Victor fez uma careta, também se divertindo com as minhas brincadeiras.

— Eles são azarados por não terem lido a sua carta. Você também daria uma excelente esposa — elogiou fazendo minhas bochechas queimarem. — E curioso, agora que estão todos em um matrimônio seguro, eu posso até apreciar a música.

— Desculpe, eu não pretendia despertar seu ciúme assim tão cedo. Ontem já foi o suficiente — zombei e notei quando ele engoliu com dificuldade.

— Foi bom você ter falado isso, pois precisamos conversar — alertou transformando todo o tom cômico em sério.

Victor aproveitou o fato de ter estacionado com o carro em frente a uma bela casinha e após soltar o cinto de segurança me encarou fixamente.

— Já chegamos? Espere, você não vai me mandar descer do carro e voltar para Santa Fé a pé só porque eu daria o nome de "Max" se tivéssemos um menino, não é? — questionei engraçadinha e ele negou rapidamente.

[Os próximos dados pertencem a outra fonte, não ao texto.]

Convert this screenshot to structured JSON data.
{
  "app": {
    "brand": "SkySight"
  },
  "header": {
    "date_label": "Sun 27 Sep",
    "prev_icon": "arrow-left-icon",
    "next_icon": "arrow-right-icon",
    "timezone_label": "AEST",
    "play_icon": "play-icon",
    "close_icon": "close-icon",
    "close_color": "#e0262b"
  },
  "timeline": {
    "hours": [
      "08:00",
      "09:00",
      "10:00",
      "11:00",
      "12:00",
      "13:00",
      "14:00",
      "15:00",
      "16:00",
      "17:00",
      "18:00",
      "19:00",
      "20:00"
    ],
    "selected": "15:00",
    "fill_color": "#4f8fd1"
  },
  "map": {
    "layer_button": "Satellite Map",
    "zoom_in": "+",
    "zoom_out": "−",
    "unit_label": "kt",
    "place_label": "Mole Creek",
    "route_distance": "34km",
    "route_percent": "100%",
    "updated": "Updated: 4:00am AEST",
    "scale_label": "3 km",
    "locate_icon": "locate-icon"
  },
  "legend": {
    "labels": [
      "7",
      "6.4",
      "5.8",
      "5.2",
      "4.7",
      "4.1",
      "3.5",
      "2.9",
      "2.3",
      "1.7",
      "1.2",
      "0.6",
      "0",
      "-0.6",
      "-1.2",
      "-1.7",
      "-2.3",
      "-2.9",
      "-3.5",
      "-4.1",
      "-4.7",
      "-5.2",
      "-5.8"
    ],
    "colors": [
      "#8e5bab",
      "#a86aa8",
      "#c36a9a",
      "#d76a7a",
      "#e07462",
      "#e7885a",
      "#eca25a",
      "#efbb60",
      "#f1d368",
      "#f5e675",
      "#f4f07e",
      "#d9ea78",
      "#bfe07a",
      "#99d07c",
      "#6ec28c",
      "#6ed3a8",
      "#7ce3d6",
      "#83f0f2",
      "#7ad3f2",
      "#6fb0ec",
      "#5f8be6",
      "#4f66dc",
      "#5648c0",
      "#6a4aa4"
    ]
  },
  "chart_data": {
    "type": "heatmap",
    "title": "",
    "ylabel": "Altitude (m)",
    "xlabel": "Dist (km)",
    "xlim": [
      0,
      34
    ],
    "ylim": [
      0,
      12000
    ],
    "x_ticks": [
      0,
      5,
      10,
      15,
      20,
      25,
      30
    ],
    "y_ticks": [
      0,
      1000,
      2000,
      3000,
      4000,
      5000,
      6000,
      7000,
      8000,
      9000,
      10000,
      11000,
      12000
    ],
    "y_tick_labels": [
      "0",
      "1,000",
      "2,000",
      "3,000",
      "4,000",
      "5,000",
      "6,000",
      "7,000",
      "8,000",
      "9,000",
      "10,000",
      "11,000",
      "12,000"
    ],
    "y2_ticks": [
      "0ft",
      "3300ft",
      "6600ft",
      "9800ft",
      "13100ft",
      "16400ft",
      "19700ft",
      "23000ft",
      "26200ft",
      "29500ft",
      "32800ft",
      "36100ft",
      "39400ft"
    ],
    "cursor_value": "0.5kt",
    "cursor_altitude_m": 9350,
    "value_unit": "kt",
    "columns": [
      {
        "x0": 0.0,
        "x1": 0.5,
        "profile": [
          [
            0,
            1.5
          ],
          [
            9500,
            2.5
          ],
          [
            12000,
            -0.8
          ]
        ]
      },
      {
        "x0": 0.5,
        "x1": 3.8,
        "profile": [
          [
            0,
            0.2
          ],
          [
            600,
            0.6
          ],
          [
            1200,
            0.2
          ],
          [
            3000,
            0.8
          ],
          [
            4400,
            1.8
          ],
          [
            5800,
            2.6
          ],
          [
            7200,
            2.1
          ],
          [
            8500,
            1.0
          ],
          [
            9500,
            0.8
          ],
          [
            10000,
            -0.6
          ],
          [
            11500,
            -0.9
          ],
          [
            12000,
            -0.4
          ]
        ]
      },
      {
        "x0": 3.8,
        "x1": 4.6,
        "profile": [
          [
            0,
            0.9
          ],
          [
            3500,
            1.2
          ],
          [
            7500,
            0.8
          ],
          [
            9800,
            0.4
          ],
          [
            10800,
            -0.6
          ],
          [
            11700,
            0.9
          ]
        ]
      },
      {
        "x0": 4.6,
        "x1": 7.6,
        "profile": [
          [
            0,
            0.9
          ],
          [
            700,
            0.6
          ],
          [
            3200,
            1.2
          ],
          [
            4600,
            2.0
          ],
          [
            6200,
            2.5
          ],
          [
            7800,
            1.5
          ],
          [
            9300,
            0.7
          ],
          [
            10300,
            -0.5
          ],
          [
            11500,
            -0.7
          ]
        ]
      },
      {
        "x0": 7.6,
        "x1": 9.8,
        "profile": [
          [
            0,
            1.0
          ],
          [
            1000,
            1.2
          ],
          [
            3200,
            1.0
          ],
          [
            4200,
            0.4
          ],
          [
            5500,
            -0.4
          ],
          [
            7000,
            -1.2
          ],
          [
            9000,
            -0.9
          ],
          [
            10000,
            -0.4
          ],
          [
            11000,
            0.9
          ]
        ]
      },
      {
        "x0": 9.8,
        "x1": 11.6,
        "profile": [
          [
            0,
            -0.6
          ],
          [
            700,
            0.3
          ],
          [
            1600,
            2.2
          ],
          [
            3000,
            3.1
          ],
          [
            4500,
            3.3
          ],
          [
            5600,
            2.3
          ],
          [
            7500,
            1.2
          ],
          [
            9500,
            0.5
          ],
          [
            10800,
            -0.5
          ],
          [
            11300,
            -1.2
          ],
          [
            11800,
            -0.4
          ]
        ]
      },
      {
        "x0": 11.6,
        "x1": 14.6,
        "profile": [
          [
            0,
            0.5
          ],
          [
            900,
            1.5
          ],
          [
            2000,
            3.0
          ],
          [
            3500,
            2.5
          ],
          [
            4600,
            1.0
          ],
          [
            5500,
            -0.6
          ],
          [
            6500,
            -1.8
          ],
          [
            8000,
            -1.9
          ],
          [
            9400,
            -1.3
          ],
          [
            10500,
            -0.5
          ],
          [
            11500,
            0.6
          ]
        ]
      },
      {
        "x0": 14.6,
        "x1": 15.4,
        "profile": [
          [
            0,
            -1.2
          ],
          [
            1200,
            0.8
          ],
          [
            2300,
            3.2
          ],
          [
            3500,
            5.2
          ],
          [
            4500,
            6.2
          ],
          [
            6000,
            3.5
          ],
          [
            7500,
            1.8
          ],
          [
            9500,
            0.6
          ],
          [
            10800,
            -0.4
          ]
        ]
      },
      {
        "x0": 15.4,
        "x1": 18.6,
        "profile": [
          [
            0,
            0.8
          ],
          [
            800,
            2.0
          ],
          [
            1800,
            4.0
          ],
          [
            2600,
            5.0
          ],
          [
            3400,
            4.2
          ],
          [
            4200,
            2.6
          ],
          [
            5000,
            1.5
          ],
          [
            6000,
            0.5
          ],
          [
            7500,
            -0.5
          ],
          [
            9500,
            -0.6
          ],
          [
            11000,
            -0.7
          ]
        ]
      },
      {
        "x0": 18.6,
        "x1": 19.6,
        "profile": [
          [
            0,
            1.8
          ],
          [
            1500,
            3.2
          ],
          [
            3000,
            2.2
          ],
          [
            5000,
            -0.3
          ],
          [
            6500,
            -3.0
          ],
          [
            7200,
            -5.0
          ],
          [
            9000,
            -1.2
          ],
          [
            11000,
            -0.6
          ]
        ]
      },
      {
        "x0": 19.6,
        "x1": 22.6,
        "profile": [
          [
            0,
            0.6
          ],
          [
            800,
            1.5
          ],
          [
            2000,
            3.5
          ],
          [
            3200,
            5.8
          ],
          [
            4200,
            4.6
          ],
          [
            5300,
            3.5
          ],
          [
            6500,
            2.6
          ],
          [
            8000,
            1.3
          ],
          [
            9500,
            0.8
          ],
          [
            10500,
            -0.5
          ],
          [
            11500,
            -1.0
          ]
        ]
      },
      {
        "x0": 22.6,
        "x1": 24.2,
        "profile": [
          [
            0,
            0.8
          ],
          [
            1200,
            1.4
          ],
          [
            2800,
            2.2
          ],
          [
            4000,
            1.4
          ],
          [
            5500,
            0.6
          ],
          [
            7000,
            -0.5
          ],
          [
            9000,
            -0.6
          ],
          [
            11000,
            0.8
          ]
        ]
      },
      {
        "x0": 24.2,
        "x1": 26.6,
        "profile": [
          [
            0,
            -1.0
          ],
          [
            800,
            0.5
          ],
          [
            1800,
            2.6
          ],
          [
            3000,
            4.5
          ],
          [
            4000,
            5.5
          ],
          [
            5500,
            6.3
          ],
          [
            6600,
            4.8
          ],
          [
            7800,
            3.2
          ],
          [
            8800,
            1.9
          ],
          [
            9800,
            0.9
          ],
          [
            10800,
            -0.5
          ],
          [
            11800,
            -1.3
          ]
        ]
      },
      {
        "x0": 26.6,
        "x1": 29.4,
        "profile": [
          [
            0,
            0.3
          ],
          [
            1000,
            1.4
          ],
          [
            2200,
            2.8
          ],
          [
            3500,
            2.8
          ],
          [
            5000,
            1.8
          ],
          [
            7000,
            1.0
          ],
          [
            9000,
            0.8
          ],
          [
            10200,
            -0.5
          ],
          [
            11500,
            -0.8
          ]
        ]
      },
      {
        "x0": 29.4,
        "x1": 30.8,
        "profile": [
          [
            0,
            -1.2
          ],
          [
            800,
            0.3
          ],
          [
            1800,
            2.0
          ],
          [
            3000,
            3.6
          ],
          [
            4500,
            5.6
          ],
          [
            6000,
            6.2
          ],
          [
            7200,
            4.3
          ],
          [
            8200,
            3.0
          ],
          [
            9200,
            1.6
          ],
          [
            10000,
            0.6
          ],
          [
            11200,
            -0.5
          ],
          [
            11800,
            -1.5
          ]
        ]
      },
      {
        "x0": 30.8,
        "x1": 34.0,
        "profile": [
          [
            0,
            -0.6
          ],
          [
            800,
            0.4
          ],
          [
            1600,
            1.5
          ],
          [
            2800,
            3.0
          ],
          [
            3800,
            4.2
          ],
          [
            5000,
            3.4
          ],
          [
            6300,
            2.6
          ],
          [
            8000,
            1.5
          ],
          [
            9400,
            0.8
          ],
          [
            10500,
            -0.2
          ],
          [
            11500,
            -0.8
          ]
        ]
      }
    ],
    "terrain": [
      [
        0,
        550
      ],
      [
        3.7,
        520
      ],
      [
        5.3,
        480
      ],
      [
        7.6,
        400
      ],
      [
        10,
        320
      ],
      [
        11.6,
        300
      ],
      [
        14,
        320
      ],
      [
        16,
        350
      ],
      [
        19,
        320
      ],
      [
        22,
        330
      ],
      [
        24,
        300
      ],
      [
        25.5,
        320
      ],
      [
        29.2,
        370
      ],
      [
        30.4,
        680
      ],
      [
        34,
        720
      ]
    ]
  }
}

— Sim, chegamos, mas antes de entrarmos, eu gostaria de te pedir perdão — começou me causando estranheza com sua inusitada atitude. — Ontem quando estávamos sozinhos, eu toquei você de maneira inapropriada. Fui levado pelo meus impulsos e agi como o antigo Victor. — Soltou um suspiro e olhou para baixo. — Tenho grandes dificuldades de enxergá-a apenas como a mãe da minha filha. Mas eu te prometo, Sarah, não vou mais tratá-la como se fosse minha propriedade, muito menos farei qualquer coisa para desrespeitá-la outra vez. Você é minha irmã em Cristo e deve ser tratada com toda a pureza e respeito.